I am terrified by the impermanence and malleability of memory. Seen, heard, smelt, and touched, these concrete tableaus frantically seeks to make the past permanent and present through Installation, photography, and sculpture. While these scenes might not be entirely factual depictions of the past, they represent an experience and present it as true, making the past attainable for both artist and viewer.
Often dealing with the deteriorating nature of memory, I am interested in how the obsessive need to document everything and the resulting excess of images that I have accumulated over time has allowed me to rebuild and recreate my memories in a more tangible form.
Issues of sexuality and the relationship between masculinity and femininity have become equally relevant in my work, as I try to bring my father back to life or at least solidify my memories and ideas of him. Through my sculpture and installation, I desperately work to give form to the “masculine” knowledge, skill set, and perspective that I feel my father could have passed on to me. However, poorly executed, questionably functional, feminine, and girly trophies are all that I have to show for the fragments of masculinity that I did inherit.

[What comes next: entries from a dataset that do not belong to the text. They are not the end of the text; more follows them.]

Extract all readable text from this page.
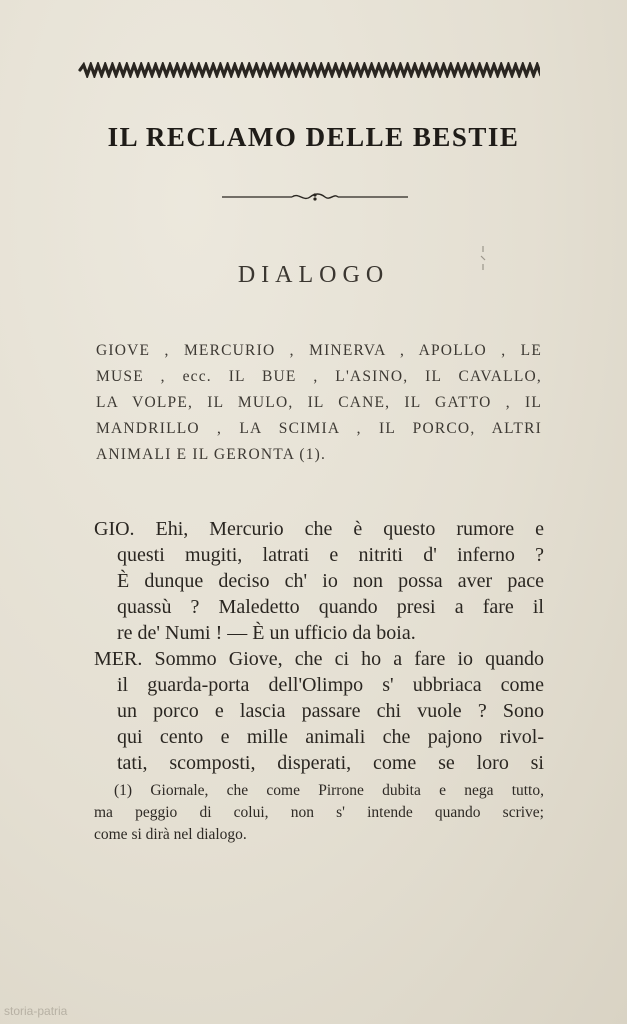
IL RECLAMO DELLE BESTIE
DIALOGO
GIOVE , MERCURIO , MINERVA , APOLLO , LE
MUSE , ecc. IL BUE , L'ASINO, IL CAVALLO,
LA VOLPE, IL MULO, IL CANE, IL GATTO , IL
MANDRILLO , LA SCIMIA , IL PORCO, ALTRI
ANIMALI E IL GERONTA (1).
GIO. Ehi, Mercurio che è questo rumore e
questi mugiti, latrati e nitriti d' inferno ?
È dunque deciso ch' io non possa aver pace
quassù ? Maledetto quando presi a fare il
re de' Numi ! — È un ufficio da boia.
MER. Sommo Giove, che ci ho a fare io quando
il guarda-porta dell'Olimpo s' ubbriaca come
un porco e lascia passare chi vuole ? Sono
qui cento e mille animali che pajono rivol-
tati, scomposti, disperati, come se loro si
(1) Giornale, che come Pirrone dubita e nega tutto,
ma peggio di colui, non s' intende quando scrive;
come si dirà nel dialogo.
storia-patria
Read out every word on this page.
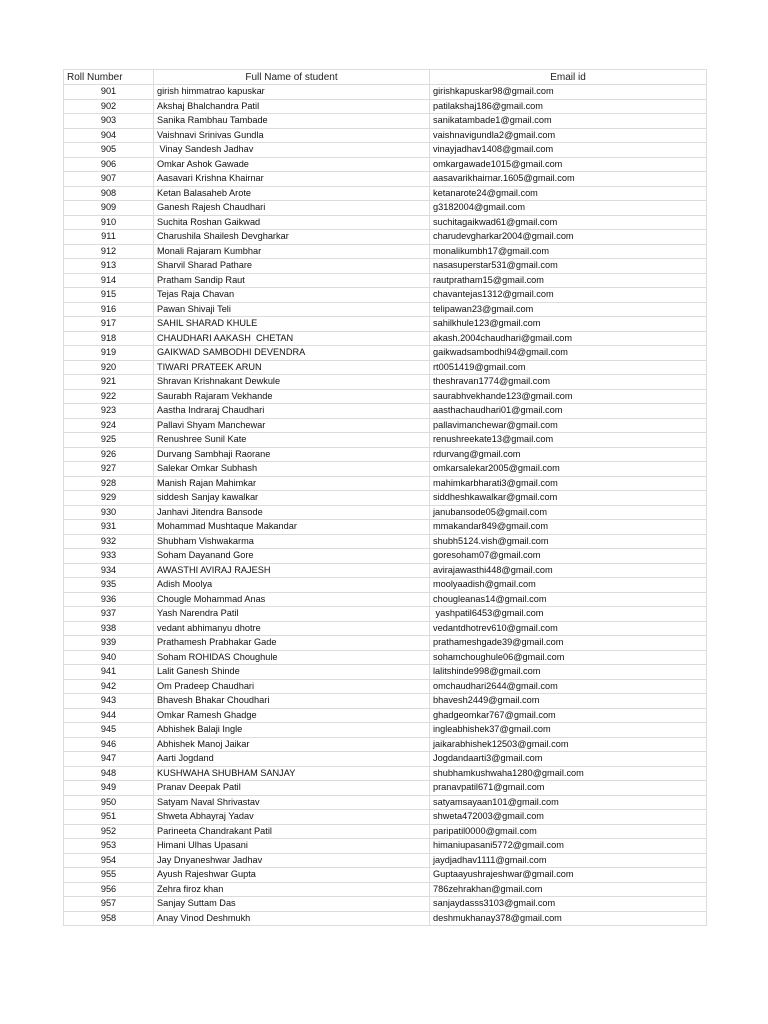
Roll Number	Full Name of student	Email id
901	girish himmatrao kapuskar	girishkapuskar98@gmail.com
902	Akshaj Bhalchandra Patil	patilakshaj186@gmail.com
903	Sanika Rambhau Tambade	sanikatambade1@gmail.com
904	Vaishnavi Srinivas Gundla	vaishnavigundla2@gmail.com
905	Vinay Sandesh Jadhav	vinayjadhav1408@gmail.com
906	Omkar Ashok Gawade	omkargawade1015@gmail.com
907	Aasavari Krishna Khairnar	aasavarikhairnar.1605@gmail.com
908	Ketan Balasaheb Arote	ketanarote24@gmail.com
909	Ganesh Rajesh Chaudhari	g3182004@gmail.com
910	Suchita Roshan Gaikwad	suchitagaikwad61@gmail.com
911	Charushila Shailesh Devgharkar	charudevgharkar2004@gmail.com
912	Monali Rajaram Kumbhar	monalikumbh17@gmail.com
913	Sharvil Sharad Pathare	nasasuperstar531@gmail.com
914	Pratham Sandip Raut	rautpratham15@gmail.com
915	Tejas Raja Chavan	chavantejas1312@gmail.com
916	Pawan Shivaji Teli	telipawan23@gmail.com
917	SAHIL SHARAD KHULE	sahilkhule123@gmail.com
918	CHAUDHARI AAKASH  CHETAN	akash.2004chaudhari@gmail.com
919	GAIKWAD SAMBODHI DEVENDRA	gaikwadsambodhi94@gmail.com
920	TIWARI PRATEEK ARUN	rt0051419@gmail.com
921	Shravan Krishnakant Dewkule	theshravan1774@gmail.com
922	Saurabh Rajaram Vekhande	saurabhvekhande123@gmail.com
923	Aastha Indraraj Chaudhari	aasthachaudhari01@gmail.com
924	Pallavi Shyam Manchewar	pallavimanchewar@gmail.com
925	Renushree Sunil Kate	renushreekate13@gmail.com
926	Durvang Sambhaji Raorane	rdurvang@gmail.com
927	Salekar Omkar Subhash	omkarsalekar2005@gmail.com
928	Manish Rajan Mahimkar	mahimkarbharati3@gmail.com
929	siddesh Sanjay kawalkar	siddheshkawalkar@gmail.com
930	Janhavi Jitendra Bansode	janubansode05@gmail.com
931	Mohammad Mushtaque Makandar	mmakandar849@gmail.com
932	Shubham Vishwakarma	shubh5124.vish@gmail.com
933	Soham Dayanand Gore	goresoham07@gmail.com
934	AWASTHI AVIRAJ RAJESH	avirajawasthi448@gmail.com
935	Adish Moolya	moolyaadish@gmail.com
936	Chougle Mohammad Anas	chougleanas14@gmail.com
937	Yash Narendra Patil	yashpatil6453@gmail.com
938	vedant abhimanyu dhotre	vedantdhotrev610@gmail.com
939	Prathamesh Prabhakar Gade	prathameshgade39@gmail.com
940	Soham ROHIDAS Choughule	sohamchoughule06@gmail.com
941	Lalit Ganesh Shinde	lalitshinde998@gmail.com
942	Om Pradeep Chaudhari	omchaudhari2644@gmail.com
943	Bhavesh Bhakar Choudhari	bhavesh2449@gmail.com
944	Omkar Ramesh Ghadge	ghadgeomkar767@gmail.com
945	Abhishek Balaji Ingle	ingleabhishek37@gmail.com
946	Abhishek Manoj Jaikar	jaikarabhishek12503@gmail.com
947	Aarti Jogdand	Jogdandaarti3@gmail.com
948	KUSHWAHA SHUBHAM SANJAY	shubhamkushwaha1280@gmail.com
949	Pranav Deepak Patil	pranavpatil671@gmail.com
950	Satyam Naval Shrivastav	satyamsayaan101@gmail.com
951	Shweta Abhayraj Yadav	shweta472003@gmail.com
952	Parineeta Chandrakant Patil	paripatil0000@gmail.com
953	Himani Ulhas Upasani	himaniupasani5772@gmail.com
954	Jay Dnyaneshwar Jadhav	jaydjadhav1111@gmail.com
955	Ayush Rajeshwar Gupta	Guptaayushrajeshwar@gmail.com
956	Zehra firoz khan	786zehrakhan@gmail.com
957	Sanjay Suttam Das	sanjaydasss3103@gmail.com
958	Anay Vinod Deshmukh	deshmukhanay378@gmail.com
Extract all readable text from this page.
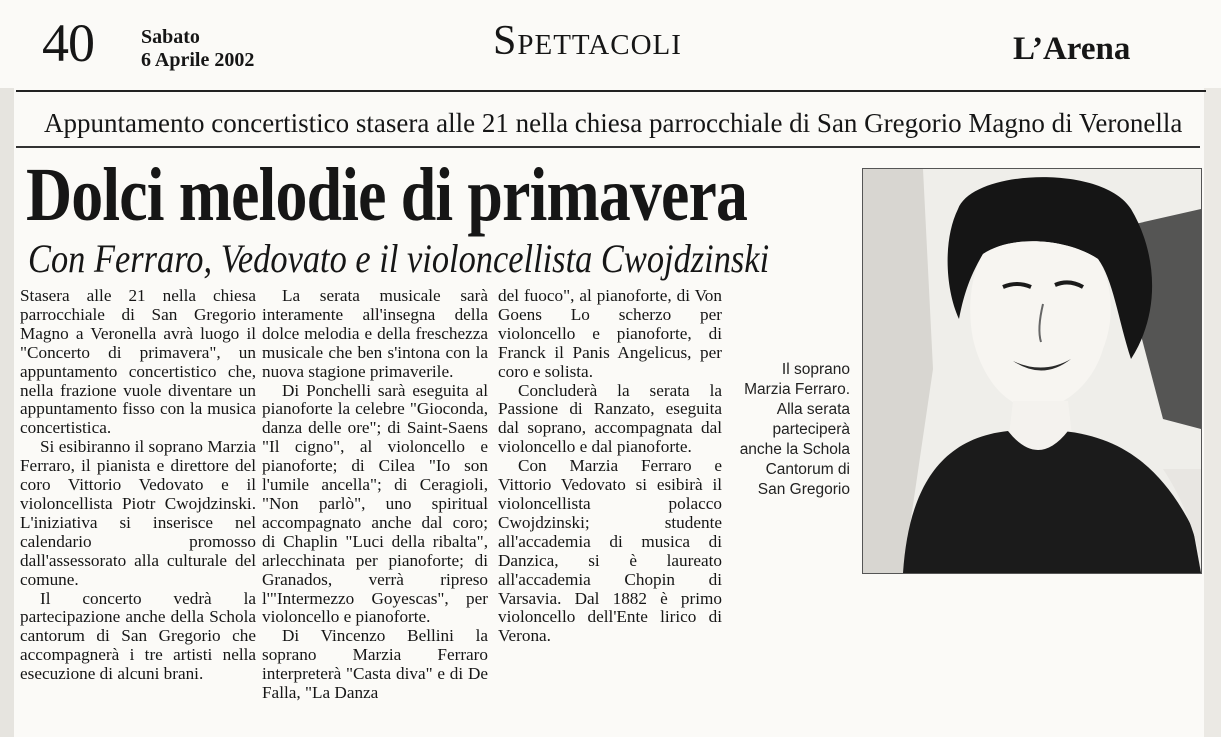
40 Sabato
6 Aprile 2002	Spettacoli	L’Arena
Appuntamento concertistico stasera alle 21 nella chiesa parrocchiale di San Gregorio Magno di Veronella
Dolci melodie di primavera
Con Ferraro, Vedovato e il violoncellista Cwojdzinski

Stasera alle 21 nella chiesa parrocchiale di San Gregorio Magno a Veronella avrà luogo il "Concerto di primavera", un appuntamento concertistico che, nella frazione vuole diventare un appuntamento fisso con la musica concertistica.

Si esibiranno il soprano Marzia Ferraro, il pianista e direttore del coro Vittorio Vedovato e il violoncellista Piotr Cwojdzinski. L'iniziativa si inserisce nel calendario promosso dall'assessorato alla culturale del comune.

Il concerto vedrà la partecipazione anche della Schola cantorum di San Gregorio che accompagnerà i tre artisti nella esecuzione di alcuni brani.

La serata musicale sarà interamente all'insegna della dolce melodia e della freschezza musicale che ben s'intona con la nuova stagione primaverile.

Di Ponchelli sarà eseguita al pianoforte la celebre "Gioconda, danza delle ore"; di Saint-Saens "Il cigno", al violoncello e pianoforte; di Cilea "Io son l'umile ancella"; di Ceragioli, "Non parlò", uno spiritual accompagnato anche dal coro; di Chaplin "Luci della ribalta", arlecchinata per pianoforte; di Granados, verrà ripreso l'"Intermezzo Goyescas", per violoncello e pianoforte.

Di Vincenzo Bellini la soprano Marzia Ferraro interpreterà "Casta diva" e di De Falla, "La Danza

del fuoco", al pianoforte, di Von Goens Lo scherzo per violoncello e pianoforte, di Franck il Panis Angelicus, per coro e solista.

Concluderà la serata la Passione di Ranzato, eseguita dal soprano, accompagnata dal violoncello e dal pianoforte.

Con Marzia Ferraro e Vittorio Vedovato si esibirà il violoncellista polacco Cwojdzinski; studente all'accademia di musica di Danzica, si è laureato all'accademia Chopin di Varsavia. Dal 1882 è primo violoncello dell'Ente lirico di Verona.

Il soprano Marzia Ferraro. Alla serata parteciperà anche la Schola Cantorum di San Gregorio
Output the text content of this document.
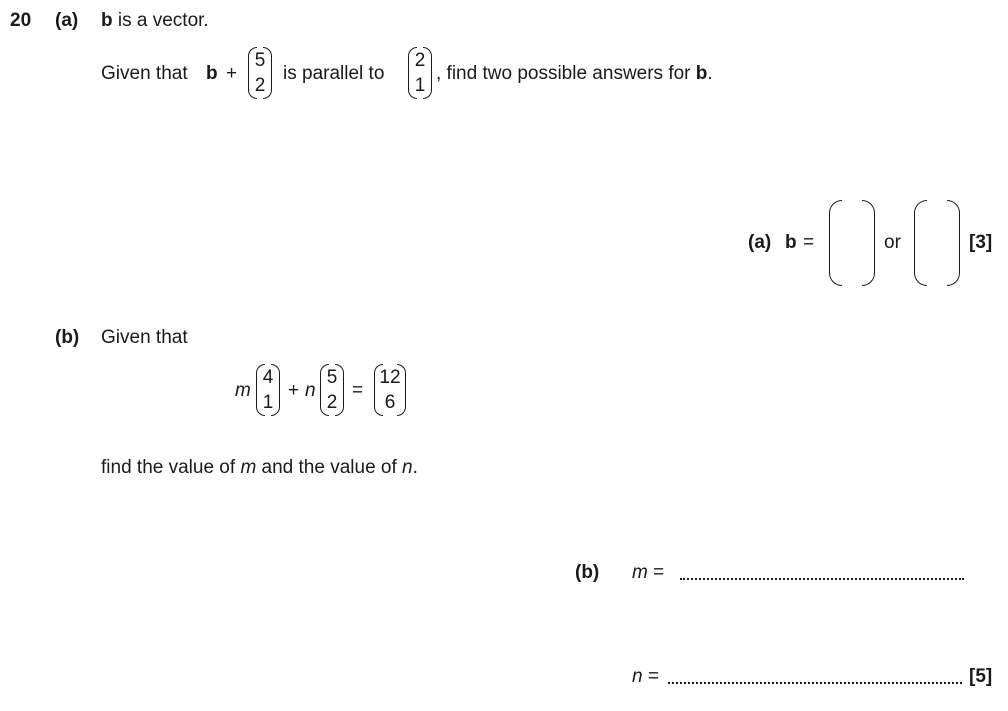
20 (a) b is a vector.
Given that b +
5
2
is parallel to
2
1
, find two possible answers for b.
(a) b =	or	[3]
(b) Given that
m
4
1
+ n
5
2
=
12
6
find the value of m and the value of n.
(b) m =
n =	[5]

Because of this, the process becomes just as important as the final piece. As I build these objects and scenes, mostly with wood, metal, and foam, not only do I gain more knowledge about the object or part that I am building (a fuel tank, engine, or axe, for example), but I also become better with the tools and material I am using. My work should feel desperate, obsessive, and a little pathetic, as I frantically try to fabricate moments that no longer exist or might have only existed in my head to begin with. These scenes should seem believable and real, but also be clearly off and somewhat dysfunctional.